If it was you leaving her I wouldn’t have a problem but as he sees so little of her, it seems rubbish

leopardandspots · 31/05/2021 20:50

If he collected her afterwards, as it's about 1.5 hours away, then the stay would be very short.

She knows the house well as it was the former matrimonial home. For various reasons including her schooling she and I ended up in a smaller property we were doing up anyway.

OP posts:
leopardandspots · 31/05/2021 20:52

Karma *
*
That teacher's set up is shocking.

OP posts:
Aprilwasverywet · 31/05/2021 20:53

My exh left 3 under 10's home alone every Saturday night..
Ss and nspcc weren't interested.
Apparently a difference in parenting styles...

HoldontoOneMoreDay · 31/05/2021 20:54

I think that's really shit. Just shit. He sees her four days a month and spends two halves of those days out cycling. Fucking hate mamils.
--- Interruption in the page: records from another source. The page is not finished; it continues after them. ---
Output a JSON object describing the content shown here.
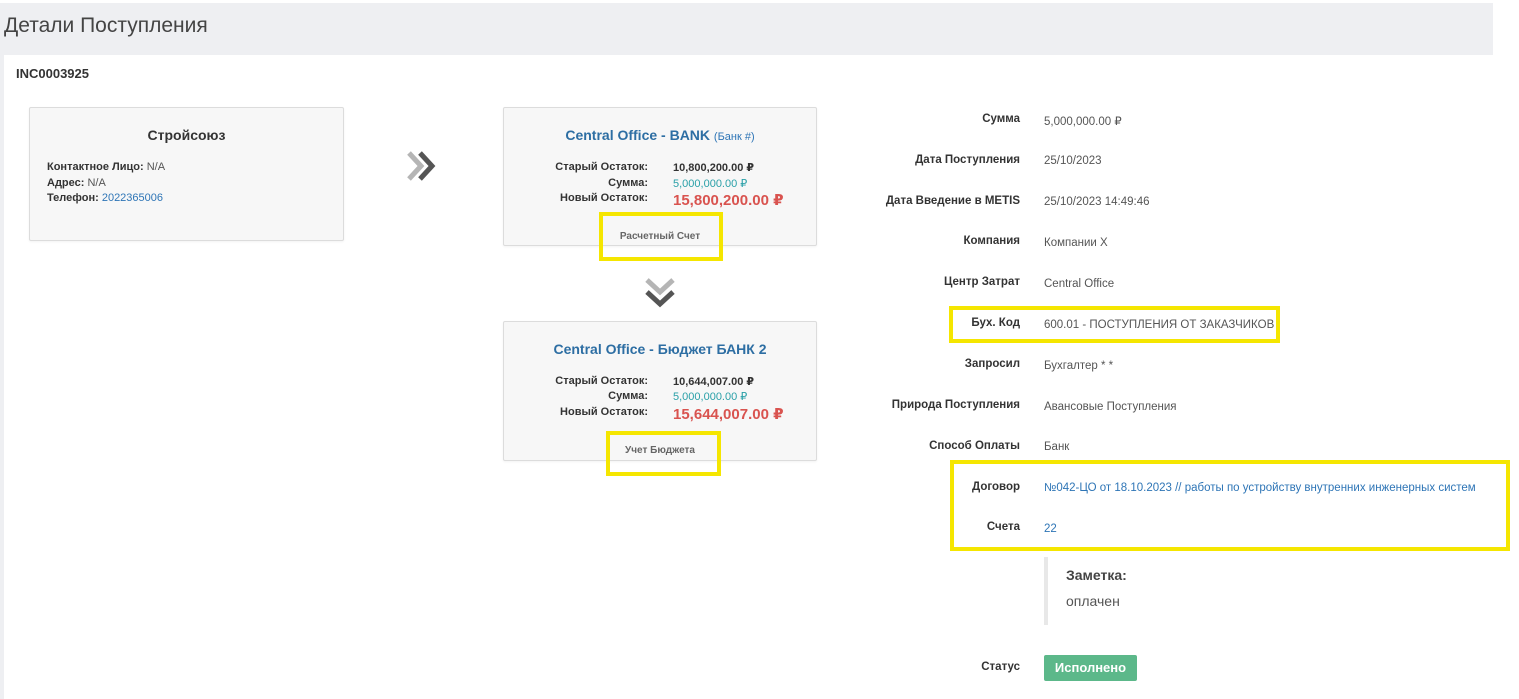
{
  "page": {
    "title": "Детали Поступления",
    "reference": "INC0003925"
  },
  "vendor": {
    "name": "Стройсоюз",
    "contact_label": "Контактное Лицо:",
    "contact_value": "N/A",
    "address_label": "Адрес:",
    "address_value": "N/A",
    "phone_label": "Телефон:",
    "phone_value": "2022365006"
  },
  "bank_account": {
    "title": "Central Office - BANK",
    "title_suffix": "(Банк #)",
    "old_balance_label": "Старый Остаток:",
    "old_balance": "10,800,200.00 ₽",
    "amount_label": "Сумма:",
    "amount": "5,000,000.00 ₽",
    "new_balance_label": "Новый Остаток:",
    "new_balance": "15,800,200.00 ₽",
    "tag": "Расчетный Счет"
  },
  "budget_account": {
    "title": "Central Office - Бюджет БАНК 2",
    "old_balance_label": "Старый Остаток:",
    "old_balance": "10,644,007.00 ₽",
    "amount_label": "Сумма:",
    "amount": "5,000,000.00 ₽",
    "new_balance_label": "Новый Остаток:",
    "new_balance": "15,644,007.00 ₽",
    "tag": "Учет Бюджета"
  },
  "details": [
    {
      "label": "Сумма",
      "value": "5,000,000.00 ₽"
    },
    {
      "label": "Дата Поступления",
      "value": "25/10/2023"
    },
    {
      "label": "Дата Введение в METIS",
      "value": "25/10/2023 14:49:46"
    },
    {
      "label": "Компания",
      "value": "Компании X"
    },
    {
      "label": "Центр Затрат",
      "value": "Central Office"
    },
    {
      "label": "Бух. Код",
      "value": "600.01 - ПОСТУПЛЕНИЯ ОТ ЗАКАЗЧИКОВ"
    },
    {
      "label": "Запросил",
      "value": "Бухгалтер * *"
    },
    {
      "label": "Природа Поступления",
      "value": "Авансовые Поступления"
    },
    {
      "label": "Способ Оплаты",
      "value": "Банк"
    },
    {
      "label": "Договор",
      "value": "№042-ЦО от 18.10.2023 // работы по устройству внутренних инженерных систем"
    },
    {
      "label": "Счета",
      "value": "22"
    }
  ],
  "note": {
    "title": "Заметка:",
    "text": "оплачен"
  },
  "status": {
    "label": "Статус",
    "value": "Исполнено"
  },
  "icons": {
    "right": "double-chevron-right-icon",
    "down": "double-chevron-down-icon"
  },
  "colors": {
    "highlight": "#f5e600",
    "status": "#5cb88a",
    "link": "#2e75b6",
    "balance": "#d9534f"
  }
}
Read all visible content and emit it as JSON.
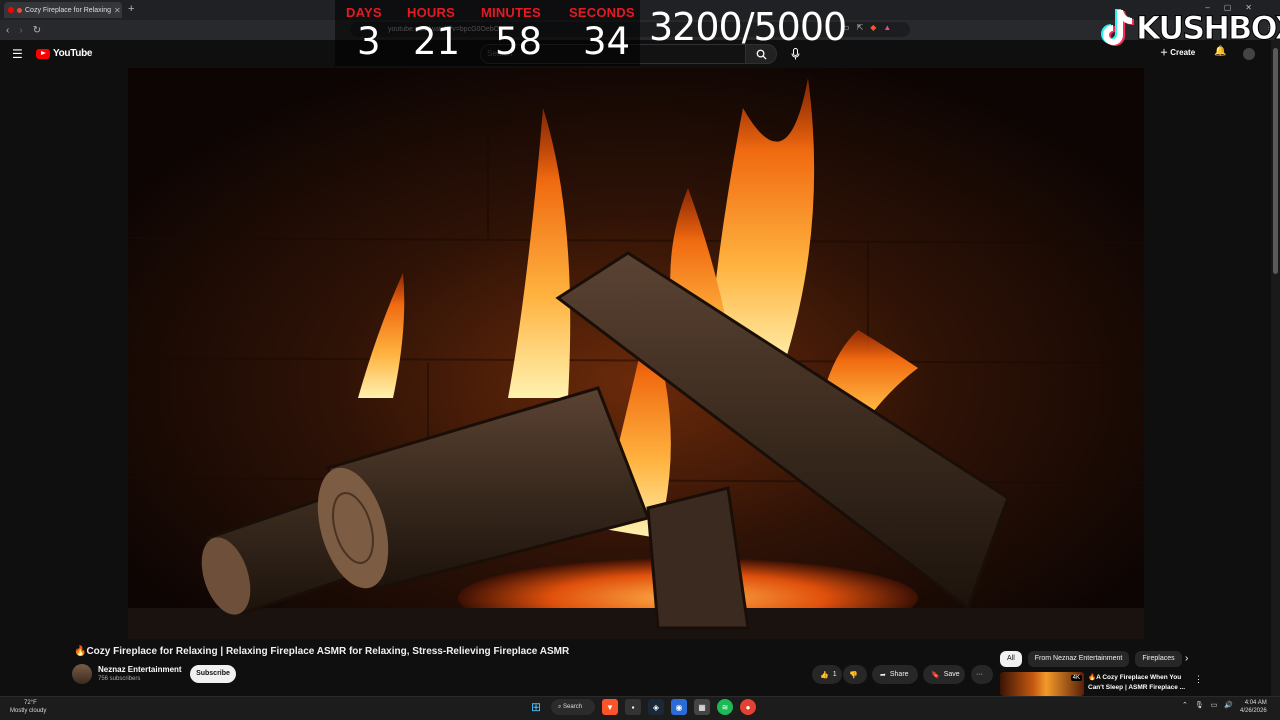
{
  "browser": {
    "tab_title": "Cozy Fireplace for Relaxing",
    "url": "youtube.com/watch?v=bpcG0OebO",
    "new_tab": "+",
    "window_controls": [
      "–",
      "▢",
      "✕"
    ]
  },
  "youtube": {
    "logo_text": "YouTube",
    "search_placeholder": "Search",
    "create_label": "Create"
  },
  "overlay": {
    "countdown": {
      "days_label": "DAYS",
      "days": "3",
      "hours_label": "HOURS",
      "hours": "21",
      "minutes_label": "MINUTES",
      "minutes": "58",
      "seconds_label": "SECONDS",
      "seconds": "34"
    },
    "goal": "3200/5000",
    "brand": "KUSHBOX",
    "label_color": "#e31b23"
  },
  "video": {
    "title": "🔥Cozy Fireplace for Relaxing | Relaxing Fireplace ASMR for Relaxing, Stress-Relieving Fireplace ASMR",
    "channel": "Neznaz Entertainment",
    "subscribers": "756 subscribers",
    "subscribe_label": "Subscribe",
    "likes": "1",
    "share_label": "Share",
    "save_label": "Save",
    "more_label": "···"
  },
  "sidebar": {
    "chips": [
      "All",
      "From Neznaz Entertainment",
      "Fireplaces"
    ],
    "recommended": {
      "title": "🔥A Cozy Fireplace When You Can't Sleep | ASMR Fireplace ...",
      "badge": "4K"
    }
  },
  "taskbar": {
    "weather_temp": "72°F",
    "weather_desc": "Mostly cloudy",
    "search_label": "Search",
    "time": "4:04 AM",
    "date": "4/26/2026"
  }
}
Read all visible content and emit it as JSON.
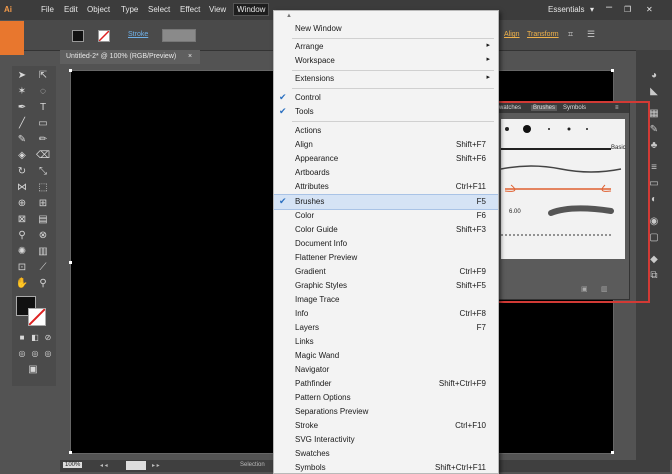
{
  "menubar": {
    "items": [
      "File",
      "Edit",
      "Object",
      "Type",
      "Select",
      "Effect",
      "View",
      "Window"
    ],
    "workspace": "Essentials",
    "ai_logo": "Ai"
  },
  "control": {
    "stroke_label": "Stroke",
    "align_label": "Align",
    "transform_label": "Transform"
  },
  "document": {
    "tab_title": "Untitled-2* @ 100% (RGB/Preview)",
    "zoom": "100%",
    "status": "Selection"
  },
  "brushes_panel": {
    "tabs": [
      "Swatches",
      "Brushes",
      "Symbols"
    ],
    "basic_label": "Basic",
    "size_label": "6.00"
  },
  "window_menu": {
    "items": [
      {
        "label": "New Window",
        "shortcut": "",
        "checked": false,
        "submenu": false
      },
      {
        "label": "Arrange",
        "shortcut": "",
        "checked": false,
        "submenu": true
      },
      {
        "label": "Workspace",
        "shortcut": "",
        "checked": false,
        "submenu": true
      },
      {
        "label": "Extensions",
        "shortcut": "",
        "checked": false,
        "submenu": true
      },
      {
        "label": "Control",
        "shortcut": "",
        "checked": true,
        "submenu": false
      },
      {
        "label": "Tools",
        "shortcut": "",
        "checked": true,
        "submenu": false
      },
      {
        "label": "Actions",
        "shortcut": "",
        "checked": false,
        "submenu": false
      },
      {
        "label": "Align",
        "shortcut": "Shift+F7",
        "checked": false,
        "submenu": false
      },
      {
        "label": "Appearance",
        "shortcut": "Shift+F6",
        "checked": false,
        "submenu": false
      },
      {
        "label": "Artboards",
        "shortcut": "",
        "checked": false,
        "submenu": false
      },
      {
        "label": "Attributes",
        "shortcut": "Ctrl+F11",
        "checked": false,
        "submenu": false
      },
      {
        "label": "Brushes",
        "shortcut": "F5",
        "checked": true,
        "submenu": false,
        "highlighted": true
      },
      {
        "label": "Color",
        "shortcut": "F6",
        "checked": false,
        "submenu": false
      },
      {
        "label": "Color Guide",
        "shortcut": "Shift+F3",
        "checked": false,
        "submenu": false
      },
      {
        "label": "Document Info",
        "shortcut": "",
        "checked": false,
        "submenu": false
      },
      {
        "label": "Flattener Preview",
        "shortcut": "",
        "checked": false,
        "submenu": false
      },
      {
        "label": "Gradient",
        "shortcut": "Ctrl+F9",
        "checked": false,
        "submenu": false
      },
      {
        "label": "Graphic Styles",
        "shortcut": "Shift+F5",
        "checked": false,
        "submenu": false
      },
      {
        "label": "Image Trace",
        "shortcut": "",
        "checked": false,
        "submenu": false
      },
      {
        "label": "Info",
        "shortcut": "Ctrl+F8",
        "checked": false,
        "submenu": false
      },
      {
        "label": "Layers",
        "shortcut": "F7",
        "checked": false,
        "submenu": false
      },
      {
        "label": "Links",
        "shortcut": "",
        "checked": false,
        "submenu": false
      },
      {
        "label": "Magic Wand",
        "shortcut": "",
        "checked": false,
        "submenu": false
      },
      {
        "label": "Navigator",
        "shortcut": "",
        "checked": false,
        "submenu": false
      },
      {
        "label": "Pathfinder",
        "shortcut": "Shift+Ctrl+F9",
        "checked": false,
        "submenu": false
      },
      {
        "label": "Pattern Options",
        "shortcut": "",
        "checked": false,
        "submenu": false
      },
      {
        "label": "Separations Preview",
        "shortcut": "",
        "checked": false,
        "submenu": false
      },
      {
        "label": "Stroke",
        "shortcut": "Ctrl+F10",
        "checked": false,
        "submenu": false
      },
      {
        "label": "SVG Interactivity",
        "shortcut": "",
        "checked": false,
        "submenu": false
      },
      {
        "label": "Swatches",
        "shortcut": "",
        "checked": false,
        "submenu": false
      },
      {
        "label": "Symbols",
        "shortcut": "Shift+Ctrl+F11",
        "checked": false,
        "submenu": false
      }
    ]
  },
  "colors": {
    "menu_highlight": "#d5e3f5",
    "annotation_box": "#d23a35",
    "accent_orange": "#e8772e"
  }
}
KarmaNoMore · 31/05/2021 21:04

Op, my ex used to leave DS alone to go out at night when DS was 4, I couldn’t do anything to stop him, the only response I got was that he had a life to live, his time with DS was none of my business and that he would just not let me know when he was doing it. NSPPC and social services were not interested at all, nothing they could do about as nothing “had happened”... yet.

The saving grace in your case is that your kid is 12, meaning that if she stops enjoying spending time at his house, she can decide not to go and the court will listen to her wishes.

With teenage approaching she may even be still on bed at the time he comes back but again, if she is not comfortable with the situation she can stop visits without much of a problem if she is not enjoying the time there.

spongedog · 31/05/2021 21:11

My teenager wasnt ready at 13 to be left for any length of time. We have worked our way up slowly from 30 mins to now all day and they get their "own" lunch but that is at 15. That is in my house. My ex wont leave the same (sensible) teenager alone at all.